Canadian scientists were unsuccessful in one survey mission — fully documenting a rare squid species that is believed to be a prime food source for the endangered northern bottlenose whale found in the 65-kilometre long, underwater canyon near Sable Island known as the Gully.
"We didn't see enough squid to feed a whale and we didn't see the whales either," Kenchignton said.
"We didn't see pregnant squid, we did see some squid as we went down. We just have to go back."
For the first time, a remote-operated vehicle explored Logan Canyon, another deep ravine in the Sable Island area.
Scientists also sampled where the warm waters of the Gulf Stream meet cold water from the north.
At the latitude of Martha's Vineyard, they encountered a warm-water eddy from the Gulf Stream that reached 26 C.
That's where they found tropical species like the Portuguese man o' war.
The trip also gave scientists the chance to do a real-world check of ocean-modelling assumptions made by their computers.
Modelling predicted that in an area off Halifax, they would find sea pens, a species of soft coral that gets its name because is resembles an old-fashioned quill pen.
"It was an area we had never been to with our cameras, and we put that camera down there and there were the sea pens, so validation of models is an important aspect of the work."
Nova Scotia is on the sponge map
One reason for the international interest in deep-water sponges off Nova Scotia lies in the Emerald Basin, about 65 kilometres from Sambro.
There, dense fields of deep-water sponges are found at the relatively shallow depth of 200 metres, just a five-hour steam from Halifax.
That means they can be more easily retrieved without damage and studied alive back at the Bedford Institute of Oceanography, which is what Spanish and Dutch scientists were doing this week as part of the EU-funded study.
The Dutch team with Canadian researchers are looking at how sponges process water, take in bacteria, viruses and dissolved organic carbon and excrete particulates that feed other organisms.
More research planned
"They are able to clear the water column above them in a relatively short period of time, so we are working to quantify that with these sponges here," says Bedford Institute of Oceanography researcher Gabrielle Tomkins MacDonald.
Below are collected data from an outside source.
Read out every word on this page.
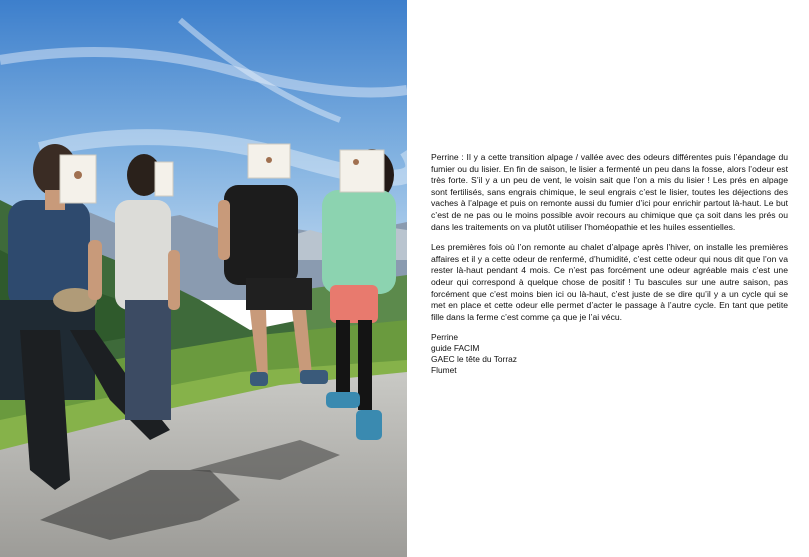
Perrine : Il y a cette transition alpage / vallée avec des odeurs différentes puis l’épandage du fumier ou du lisier. En fin de saison, le lisier a fermenté un peu dans la fosse, alors l’odeur est très forte. S’il y a un peu de vent, le voisin sait que l’on a mis du lisier ! Les prés en alpage sont fertilisés, sans engrais chimique, le seul engrais c’est le lisier, toutes les déjections des vaches à l’alpage et puis on remonte aussi du fumier d’ici pour enrichir partout là-haut. Le but c’est de ne pas ou le moins possible avoir recours au chimique que ça soit dans les prés ou dans les traitements on va plutôt utiliser l’homéopathie et les huiles essentielles.

Les premières fois où l’on remonte au chalet d’alpage après l’hiver, on installe les premières affaires et il y a cette odeur de renfermé, d’humidité, c’est cette odeur qui nous dit que l’on va rester là-haut pendant 4 mois. Ce n’est pas forcément une odeur agréable mais c’est une odeur qui correspond à quelque chose de positif ! Tu bascules sur une autre saison, pas forcément que c’est moins bien ici ou là-haut, c’est juste de se dire qu’il y a un cycle qui se met en place et cette odeur elle permet d’acter le passage à l’autre cycle. En tant que petite fille dans la ferme c’est comme ça que je l’ai vécu.

Perrine
guide FACIM
GAEC le tête du Torraz
Flumet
Kenchington says more information is needed because many sponge grounds occur in trawling areas where the fishing can cause damage. The Emerald Basin pollack fishery was closed in 2013 to protect them.
"When we don't know about their functioning, we don't know what the impacts are, so we can't make good assessments ... about how to protect them [and] how to protect the fisheries for the future," she said.